51Le seul « feu » que connaît Polyeucte est celui de la divinité. De fait, les rares fois55 où il emploie les mots de « feu » ou de « flamme » selon la tradition de la métaphore amoureuse, c’est pour les appliquer aux amours de Pauline et de Sévère (vers 623, 1308 et 1589), jamais à l’amour terrestre qui fut le sien. Langage qui le distingue ainsi nettement de Sévère et de Pauline qui emploient tous deux les mots « feu », « flamme » ou « enflammer » pour désigner leurs propres sentiments, à savoir le lien amoureux qui les a unis ou les unit encore. C’est aussi la fréquence de ces occurrences dans leur bouche (neuf fois pour Pauline et quatre fois pour Sévère56) qui s’oppose à la rareté de celles de Polyeucte : le feu de l’amour humain ne le concerne pas mais concerne les autres. Les stances correspondent à ce moment où, pour la première et seule fois de la pièce, Polyeucte reconnaît brûler d’un feu intérieur : précisément le « feu divin » car la seule flamme qu’il est susceptible de sentir est celle que lui envoie l’Esprit Saint, semblable aux langues de feu par lesquelles l’iconographie représente traditionnellement la Pentecôte. Au feu s’ajoute d’ailleurs le « vent violent et impétueux » de la Pentecôte, ce même « vent » que Polyeucte évoque au vers 1229 : « Du premier coup de vent il me conduit au port ». Ce n’est dès lors pas un hasard si Corneille a choisi de former les stances de Polyeucte sur un modèle de cinq strophes de dix vers chacune57, le total aboutissant très exactement à cinquante vers, comme les cinquante jours qui séparent Pâques de la Pentecôte58.

52Corneille, ancien élève des jésuites, et futur auteur d’une Imitation de Jésus-Christ (1656), ne se contente pas avec Polyeucte martyr de fabriquer une tragédie religieuse : il construit aussi une tragédie liturgique où il affirme l’unité constitutive des deux sacrements d’initiation que sont baptême et confirmation, tout en précisant leur différence et en rappelant la nécessité de leur distinction liturgique.

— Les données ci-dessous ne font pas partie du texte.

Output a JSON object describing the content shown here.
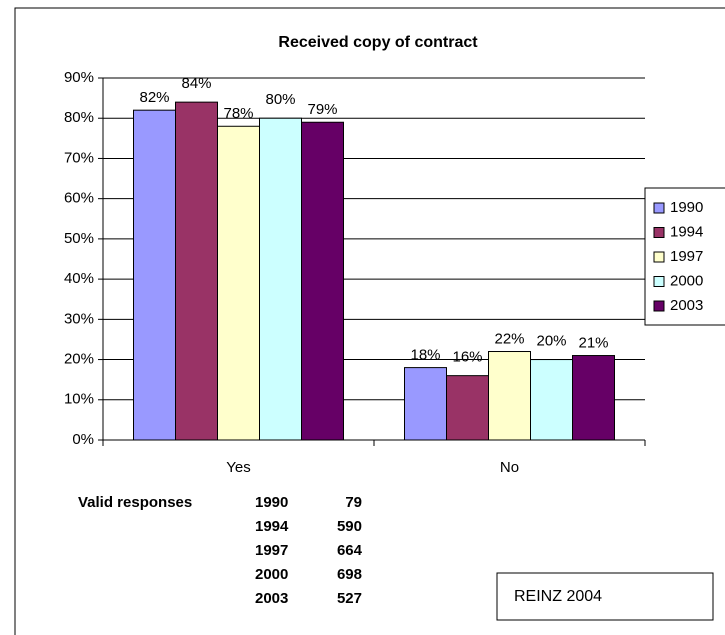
{
  "chart_data": {
    "type": "bar",
    "title": "Received copy of contract",
    "categories": [
      "Yes",
      "No"
    ],
    "series": [
      {
        "name": "1990",
        "color": "#9999ff",
        "values": [
          82,
          18
        ],
        "value_labels": [
          "82%",
          "18%"
        ]
      },
      {
        "name": "1994",
        "color": "#993366",
        "values": [
          84,
          16
        ],
        "value_labels": [
          "84%",
          "16%"
        ]
      },
      {
        "name": "1997",
        "color": "#ffffcc",
        "values": [
          78,
          22
        ],
        "value_labels": [
          "78%",
          "22%"
        ]
      },
      {
        "name": "2000",
        "color": "#ccffff",
        "values": [
          80,
          20
        ],
        "value_labels": [
          "80%",
          "20%"
        ]
      },
      {
        "name": "2003",
        "color": "#660066",
        "values": [
          79,
          21
        ],
        "value_labels": [
          "79%",
          "21%"
        ]
      }
    ],
    "ylim": [
      0,
      90
    ],
    "yticks": [
      {
        "value": 0,
        "label": "0%"
      },
      {
        "value": 10,
        "label": "10%"
      },
      {
        "value": 20,
        "label": "20%"
      },
      {
        "value": 30,
        "label": "30%"
      },
      {
        "value": 40,
        "label": "40%"
      },
      {
        "value": 50,
        "label": "50%"
      },
      {
        "value": 60,
        "label": "60%"
      },
      {
        "value": 70,
        "label": "70%"
      },
      {
        "value": 80,
        "label": "80%"
      },
      {
        "value": 90,
        "label": "90%"
      }
    ],
    "grid": true,
    "legend": "right"
  },
  "valid_responses": {
    "label": "Valid responses",
    "rows": [
      [
        "1990",
        "79"
      ],
      [
        "1994",
        "590"
      ],
      [
        "1997",
        "664"
      ],
      [
        "2000",
        "698"
      ],
      [
        "2003",
        "527"
      ]
    ]
  },
  "source": "REINZ 2004"
}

Il s’inscrit par là en faux contre les positions de l’Église Réformée qui conteste, dès Luther, le fait que la confirmation puisse être un sacrement :

Quant à nous, au contraire, nous cherchons les sacrements d’institution divine : nous ne découvrons aucune raison de ranger la confirmation dans le nombre. Pour constituer le sacrement, c’est avant tout une parole, une promesse divine qui est requise, par quoi la foi soit exercée. Mais nous ne lisons nulle part que le Christ ait promis quoi que ce soit au sujet de la confirmation, bien qu’il ait lui-même imposé les mains à un grand nombre d’hommes […] Il suffit donc de considérer la confirmation comme un usage ecclésiastique ou comme une cérémonie sacramentelle, semblable à d’autres cérémonies où l’eau, ou d’autres choses sont consacrées59.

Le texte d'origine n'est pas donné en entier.